The figure comes from Ned Barnes, a financial and economics researcher, who said he obtained documents “prepared by Apple’s Corporate Financial Planning and Analysis group and produced from the files of Apple CEO Tim Cook.”
Apple is disputing the accuracy of Barnes’s calculations — and urging a judge to restrict public discussion of App Store profit — as the companies head into a high-stakes trial Monday in Oakland, California.
Epic, maker of the blockbuster game Fortnite, is trying to show that the App Store is run like a monopoly with its commission on developers of as much as 30%, while Apple insists it doesn’t abuse its market power.
Epic is also suing Apple in the U.K. and Australia while Apple faces scrutiny from antitrust regulators in the U.S. and abroad.
The companies are relying heavily on dueling economists as they make their case to U.S. District Judge Yvonne Gonzalez Rogers, who is conducting the three-week trial without a jury.
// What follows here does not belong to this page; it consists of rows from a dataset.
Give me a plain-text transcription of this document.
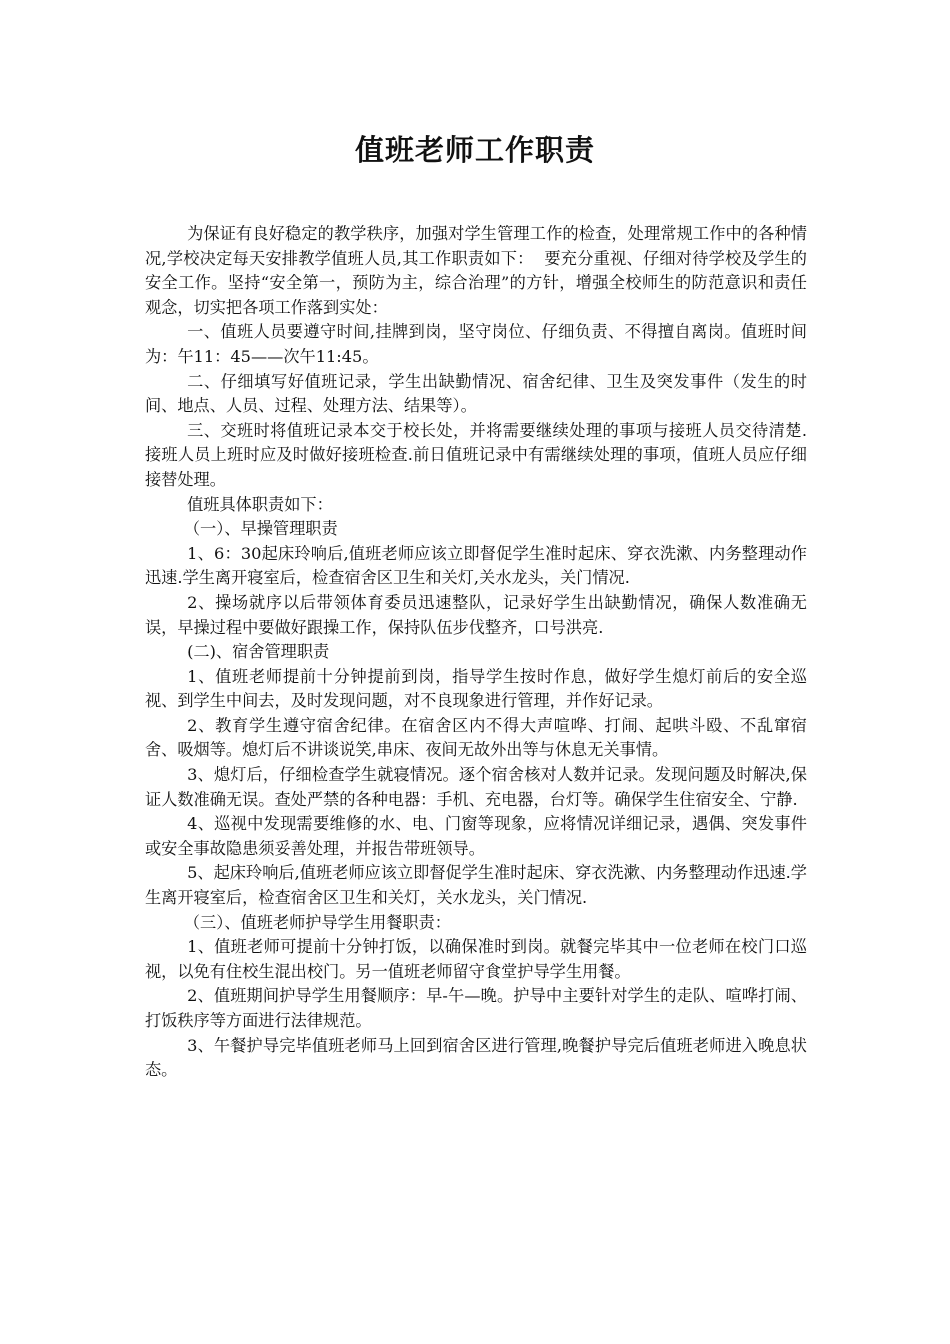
值班老师工作职责

为保证有良好稳定的教学秩序，加强对学生管理工作的检查，处理常规工作中的各种情况,学校决定每天安排教学值班人员,其工作职责如下：  要充分重视、仔细对待学校及学生的安全工作。坚持“安全第一，预防为主，综合治理”的方针，增强全校师生的防范意识和责任观念，切实把各项工作落到实处：

一、值班人员要遵守时间,挂牌到岗，坚守岗位、仔细负责、不得擅自离岗。值班时间为：午11：45——次午11:45。

二、仔细填写好值班记录，学生出缺勤情况、宿舍纪律、卫生及突发事件（发生的时间、地点、人员、过程、处理方法、结果等）。

三、交班时将值班记录本交于校长处，并将需要继续处理的事项与接班人员交待清楚.接班人员上班时应及时做好接班检查.前日值班记录中有需继续处理的事项，值班人员应仔细接替处理。

值班具体职责如下：

（一）、早操管理职责

1、6：30起床玲响后,值班老师应该立即督促学生准时起床、穿衣洗漱、内务整理动作迅速.学生离开寝室后，检查宿舍区卫生和关灯,关水龙头，关门情况.

2、操场就序以后带领体育委员迅速整队，记录好学生出缺勤情况，确保人数准确无误，早操过程中要做好跟操工作，保持队伍步伐整齐，口号洪亮.

(二)、宿舍管理职责

1、值班老师提前十分钟提前到岗，指导学生按时作息，做好学生熄灯前后的安全巡视、到学生中间去，及时发现问题，对不良现象进行管理，并作好记录。

2、教育学生遵守宿舍纪律。在宿舍区内不得大声喧哗、打闹、起哄斗殴、不乱窜宿舍、吸烟等。熄灯后不讲谈说笑,串床、夜间无故外出等与休息无关事情。

3、熄灯后，仔细检查学生就寝情况。逐个宿舍核对人数并记录。发现问题及时解决,保证人数准确无误。查处严禁的各种电器：手机、充电器，台灯等。确保学生住宿安全、宁静.

4、巡视中发现需要维修的水、电、门窗等现象，应将情况详细记录，遇偶、突发事件或安全事故隐患须妥善处理，并报告带班领导。

5、起床玲响后,值班老师应该立即督促学生准时起床、穿衣洗漱、内务整理动作迅速.学生离开寝室后，检查宿舍区卫生和关灯，关水龙头，关门情况.

（三）、值班老师护导学生用餐职责：

1、值班老师可提前十分钟打饭，以确保准时到岗。就餐完毕其中一位老师在校门口巡视，以免有住校生混出校门。另一值班老师留守食堂护导学生用餐。

2、值班期间护导学生用餐顺序：早-午—晚。护导中主要针对学生的走队、喧哗打闹、打饭秩序等方面进行法律规范。

3、午餐护导完毕值班老师马上回到宿舍区进行管理,晚餐护导完后值班老师进入晚息状态。
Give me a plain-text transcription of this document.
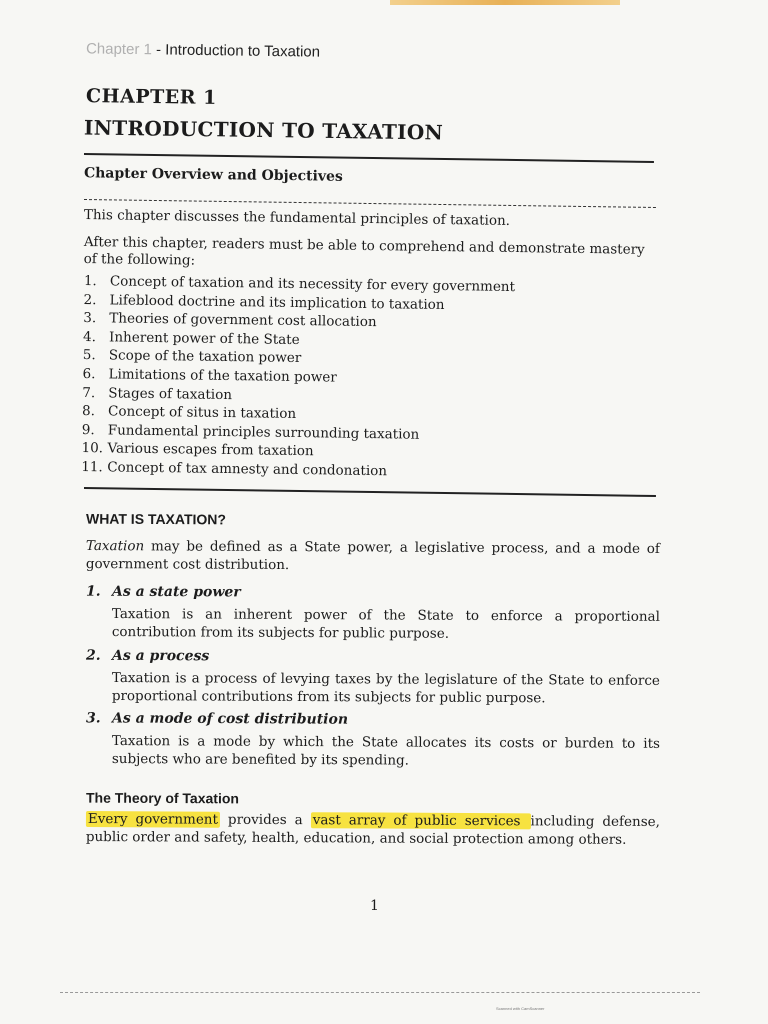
Chapter 1 - Introduction to Taxation
CHAPTER 1
INTRODUCTION TO TAXATION
Chapter Overview and Objectives
This chapter discusses the fundamental principles of taxation.
After this chapter, readers must be able to comprehend and demonstrate mastery of the following:
1. Concept of taxation and its necessity for every government
2. Lifeblood doctrine and its implication to taxation
3. Theories of government cost allocation
4. Inherent power of the State
5. Scope of the taxation power
6. Limitations of the taxation power
7. Stages of taxation
8. Concept of situs in taxation
9. Fundamental principles surrounding taxation
10. Various escapes from taxation
11. Concept of tax amnesty and condonation
WHAT IS TAXATION?
Taxation may be defined as a State power, a legislative process, and a mode of government cost distribution.
1. As a state power
Taxation is an inherent power of the State to enforce a proportional contribution from its subjects for public purpose.
2. As a process
Taxation is a process of levying taxes by the legislature of the State to enforce proportional contributions from its subjects for public purpose.
3. As a mode of cost distribution
Taxation is a mode by which the State allocates its costs or burden to its subjects who are benefited by its spending.
The Theory of Taxation
Every government provides a vast array of public services including defense, public order and safety, health, education, and social protection among others.
1
Scanned with CamScanner
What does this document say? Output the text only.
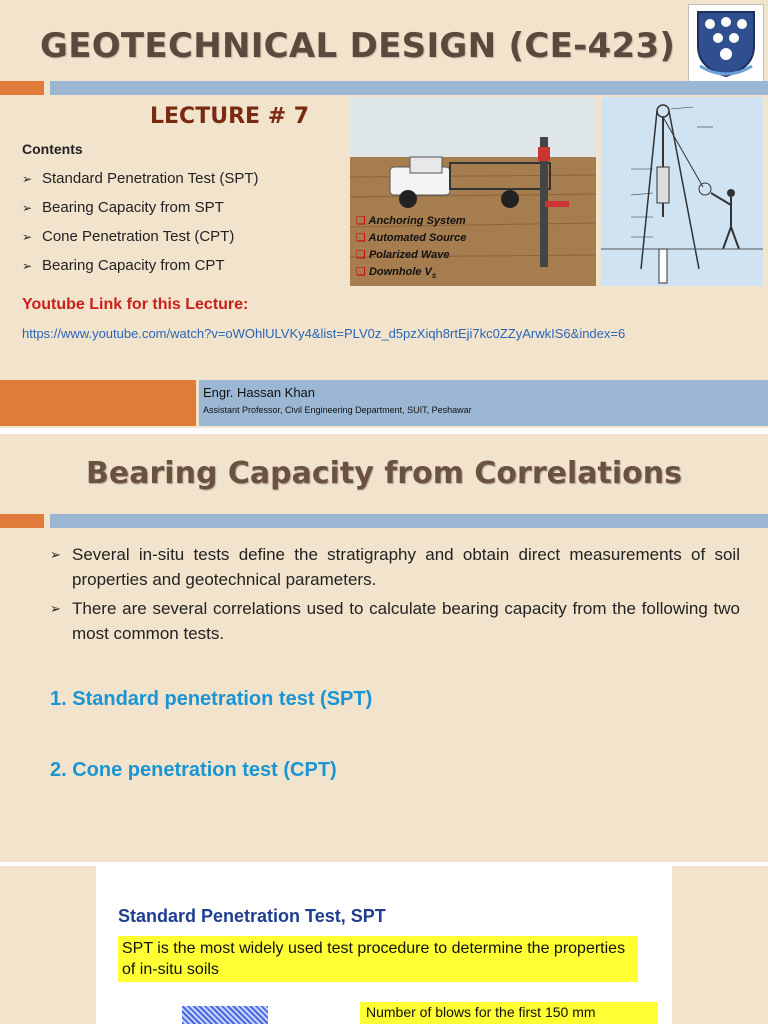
GEOTECHNICAL DESIGN (CE-423)
LECTURE # 7
Contents
➢ Standard Penetration Test (SPT)
➢ Bearing Capacity from SPT
➢ Cone Penetration Test (CPT)
➢ Bearing Capacity from CPT
❑ Anchoring System
❑ Automated Source
❑ Polarized Wave
❑ Downhole $V_s$
Youtube Link for this Lecture:
https://www.youtube.com/watch?v=oWOhlULVKy4&list=PLV0z_d5pzXiqh8rtEji7kc0ZZyArwkIS6&index=6
Engr. Hassan Khan
Assistant Professor, Civil Engineering Department, SUIT, Peshawar
Bearing Capacity from Correlations
➢ Several in-situ tests define the stratigraphy and obtain direct measurements of soil properties and geotechnical parameters.
➢ There are several correlations used to calculate bearing capacity from the following two most common tests.
1. Standard penetration test (SPT)
2. Cone penetration test (CPT)
Standard Penetration Test, SPT
SPT is the most widely used test procedure to determine the properties of in-situ soils
Number of blows for the first 150 mm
As part of the pretrial information-sharing process, Barnes said that an Apple employee told him that the numbers from the company’s internal documents don’t show the full picture. Barnes said he then made additional calculations, which resulted in higher margin estimates of 79.6% for both 2018 and 2019.
In a statement Saturday, the Cupertino, California-based technology giant said Epic experts’ “calculations of the operating margins for the App Store are simply wrong and we look forward to refuting them in court.”
Barnes said he also obtained documents prepared inside Apple that show profit and loss estimates for fiscal year 2020. He said Apple had been tracking App Store profits for years and that he also obtained such statements for 2013 through 2015.
Apple generates revenue from the App Store by charging either a 15% or 30% commission to developers for paid app downloads, in-app-purchases and subscriptions.
Analysts believe that Apple’s margins on the App Store may have grown since 2019. Sensor Tower estimates the App Store generated $22 billion in commissions last year for Apple, while Bernstein analyst Toni Sacconaghi believes Apple will run the App Store this year with a gross profit of 88%.
Apple executives have said the company doesn’t track such profit and loss statements for individual business units.
“When we look at the App Store, it’s not a separate standalone business for us,” Kyle Andeer, Apple’s chief compliance officer, said at a congressional hearing last month. “It’s an integrated feature of our devices.”
Cook said the same in his pretrial testimony. “Apple’s business is not structured that way that allows a person to push a button and obtain an App Store” profit and loss statement, he said.
Apple says it doesn’t allocate costs for the App Store, and that internal documents discussing revenue for the marketplace typically don’t include expenses. That means, according to the company, any margins or profits don’t show the entire picture.
In an expert witness testimony on behalf of Apple, Richard Schmalensee, a Massachusetts Institute of Technology economics expert, said that Barnes’s “estimate of the App Store’s operating margin is unreliable because it looks in isolation at one segment of the iOS ecosystem in a way that artificially boosts the apparent operating margin of that segment.” He added that “any accounting measure of the App Store’s stand-alone profitability is also arbitrary and thus unreliable as an indicator of anything.”
In a request to the judge to bar Epic from referring to App Store financial data in open court, Apple said the information may “unduly confuse the securities markets and participants in those markets, including the many pension funds, mutual funds, and other ordinary investors who own Apple stock.”